Niamey, 27 juil (ANP)-Le Ministre de l’Agriculture et de l’Elevage, colonel Elh Ousmane Mahaman, a, dans une communication faite devant les conseillers du CCR, ce lundi 27 juillet 2026, soutenu, en parlant de la recherche agronomique, que »la production d’innovations n’a de sens que quand elle est transférée et adoptée à grande échelle par les producteurs »
Dans son intervention, le Ministre de l’Agriculture et de l’Elevage a fait remarquer que « la recherche agronomique contribue au développement de variétés mieux adaptées aux conditions climatiques changeantes, à l’amelioration des techniques de production, à la gestion durable des ressources naturelles, au renforcement des systèmes d’élevage, à une meilleure maîtrise de l’eau et à la valorisation des productions »

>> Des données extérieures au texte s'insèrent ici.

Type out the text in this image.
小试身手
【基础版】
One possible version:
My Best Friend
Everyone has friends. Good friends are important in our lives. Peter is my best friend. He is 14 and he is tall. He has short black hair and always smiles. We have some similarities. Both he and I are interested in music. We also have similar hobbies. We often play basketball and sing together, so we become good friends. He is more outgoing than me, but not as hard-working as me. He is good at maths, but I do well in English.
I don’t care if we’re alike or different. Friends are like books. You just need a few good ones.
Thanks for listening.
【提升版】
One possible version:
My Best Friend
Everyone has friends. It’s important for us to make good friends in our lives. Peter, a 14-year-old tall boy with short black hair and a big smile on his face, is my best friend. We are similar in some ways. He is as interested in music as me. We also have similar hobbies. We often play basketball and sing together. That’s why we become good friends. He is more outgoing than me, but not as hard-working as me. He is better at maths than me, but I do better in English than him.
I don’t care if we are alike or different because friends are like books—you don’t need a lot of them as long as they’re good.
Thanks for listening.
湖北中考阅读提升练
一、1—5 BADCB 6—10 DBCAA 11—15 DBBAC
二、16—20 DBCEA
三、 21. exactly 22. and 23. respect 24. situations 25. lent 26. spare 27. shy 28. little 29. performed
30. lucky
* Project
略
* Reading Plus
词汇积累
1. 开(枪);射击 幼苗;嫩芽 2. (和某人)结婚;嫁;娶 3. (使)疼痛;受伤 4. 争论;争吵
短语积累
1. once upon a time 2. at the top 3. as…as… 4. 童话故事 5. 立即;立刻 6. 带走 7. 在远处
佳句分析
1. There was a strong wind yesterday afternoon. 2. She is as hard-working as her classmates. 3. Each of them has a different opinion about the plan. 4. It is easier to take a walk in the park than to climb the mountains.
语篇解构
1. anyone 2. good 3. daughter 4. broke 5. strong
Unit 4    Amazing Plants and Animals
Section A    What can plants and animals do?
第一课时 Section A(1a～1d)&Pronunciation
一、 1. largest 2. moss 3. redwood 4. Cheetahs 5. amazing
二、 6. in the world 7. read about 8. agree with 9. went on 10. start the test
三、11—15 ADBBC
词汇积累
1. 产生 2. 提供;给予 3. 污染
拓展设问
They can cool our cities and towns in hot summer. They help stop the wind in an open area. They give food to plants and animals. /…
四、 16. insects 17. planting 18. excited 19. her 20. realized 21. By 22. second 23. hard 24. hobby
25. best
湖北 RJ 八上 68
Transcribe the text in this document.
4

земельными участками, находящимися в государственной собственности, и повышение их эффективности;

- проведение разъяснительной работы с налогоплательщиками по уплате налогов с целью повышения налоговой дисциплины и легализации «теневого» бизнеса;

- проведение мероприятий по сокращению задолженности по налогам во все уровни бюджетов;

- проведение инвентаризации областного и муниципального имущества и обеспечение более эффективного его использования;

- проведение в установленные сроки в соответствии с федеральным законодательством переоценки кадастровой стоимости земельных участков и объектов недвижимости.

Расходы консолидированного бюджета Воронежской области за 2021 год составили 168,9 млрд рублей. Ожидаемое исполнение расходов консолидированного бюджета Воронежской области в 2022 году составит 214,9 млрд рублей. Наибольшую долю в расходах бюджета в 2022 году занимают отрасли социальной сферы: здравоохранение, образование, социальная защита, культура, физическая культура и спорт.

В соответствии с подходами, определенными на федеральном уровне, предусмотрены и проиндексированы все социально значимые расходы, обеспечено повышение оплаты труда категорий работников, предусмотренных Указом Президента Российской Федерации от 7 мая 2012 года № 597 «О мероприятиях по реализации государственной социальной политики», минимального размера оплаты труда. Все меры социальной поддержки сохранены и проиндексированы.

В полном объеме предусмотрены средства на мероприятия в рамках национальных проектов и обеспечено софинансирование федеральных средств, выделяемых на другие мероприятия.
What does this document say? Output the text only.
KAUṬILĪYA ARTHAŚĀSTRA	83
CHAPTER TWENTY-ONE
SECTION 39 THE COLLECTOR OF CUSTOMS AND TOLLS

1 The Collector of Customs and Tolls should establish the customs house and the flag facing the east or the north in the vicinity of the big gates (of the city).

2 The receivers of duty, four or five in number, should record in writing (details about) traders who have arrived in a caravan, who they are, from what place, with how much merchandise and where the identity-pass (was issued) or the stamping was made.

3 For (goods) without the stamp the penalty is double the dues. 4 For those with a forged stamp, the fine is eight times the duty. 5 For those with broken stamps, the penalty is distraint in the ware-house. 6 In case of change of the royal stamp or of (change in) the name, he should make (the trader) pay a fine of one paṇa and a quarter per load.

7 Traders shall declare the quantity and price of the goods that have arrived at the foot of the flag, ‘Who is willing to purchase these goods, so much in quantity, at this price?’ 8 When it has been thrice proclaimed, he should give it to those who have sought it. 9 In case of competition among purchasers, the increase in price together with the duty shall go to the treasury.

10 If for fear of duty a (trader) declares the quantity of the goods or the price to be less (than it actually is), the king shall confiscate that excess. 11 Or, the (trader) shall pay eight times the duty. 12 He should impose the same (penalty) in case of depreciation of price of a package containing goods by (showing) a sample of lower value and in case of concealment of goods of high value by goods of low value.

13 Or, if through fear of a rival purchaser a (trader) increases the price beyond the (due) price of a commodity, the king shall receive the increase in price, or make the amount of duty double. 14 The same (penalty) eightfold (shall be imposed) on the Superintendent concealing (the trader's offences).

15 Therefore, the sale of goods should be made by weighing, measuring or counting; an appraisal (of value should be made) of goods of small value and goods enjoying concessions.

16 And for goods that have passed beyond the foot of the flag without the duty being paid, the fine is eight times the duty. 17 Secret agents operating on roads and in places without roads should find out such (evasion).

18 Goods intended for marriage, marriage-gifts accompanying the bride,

Cependant, » la question fondamentale est de savoir comment faire pour que les résultats de la r8echerche puisse être davantage valorisés et adoptés par les producteurs », s’est-il interrogé, assurant que la réponse à cette question »se trouve à travers l’examen de l’Etat actuel de notre système national de recherche agronomique, les résultats déjà obtenus, les contraintes qui limitent encore, son impact ainsi que ses orientations stratégiques qui doivent guider nos actions futures ».
A cet effet, « les recherches conduites couvrent plusieurs domaines pour le développement agricole à savoir l’amelioration varietale et la production sémenciere, les systèmes de production agricole et animale, la gestion durable des ressources naturelles, la transformation et la valorisation des produits agricoles et les analyses socio-économiques nécessaires à l’elaboration des politiques publiques », a-t-il fait savoir, rappelant qu’aucours des dernières décennies, »d’importants résultats ont été obtenus dans les domaines de production végétale, des variétés améliorées de mil, de sorgho, de riz, de Niébé, d’arachide, de sésame et d’autres cultures ont été développées et mises à la disposition des producteurs ».
Le Ministre de l’agriculture d’ajouter que »dans le domaine de la riziculture certaines variétés ont été adaptées aux conditions de production irriguée qui peuvent atteindre des rendements allant jusqu’à 9 tonnes par hectares par station contre environ 3 tonnes en hectares par paysan ».

Cependant, a soutenu le Ministre El Hadj Ousmane, »la production d’innovations n’a de sens que quand elle est transférée et adaptée à grande échelle par les producteurs ».
Pour lui, au delà de la simple diffusion technique, »il s’agit donc de construire un véritable écosystème d’innovations agricoles où la recherche doit produire les connaissances, les producteurs doivent contribuer à leur adoption, le secteur privé facilite leur mise à disposition et l’Etat crée les conditions favorables à leur développement ».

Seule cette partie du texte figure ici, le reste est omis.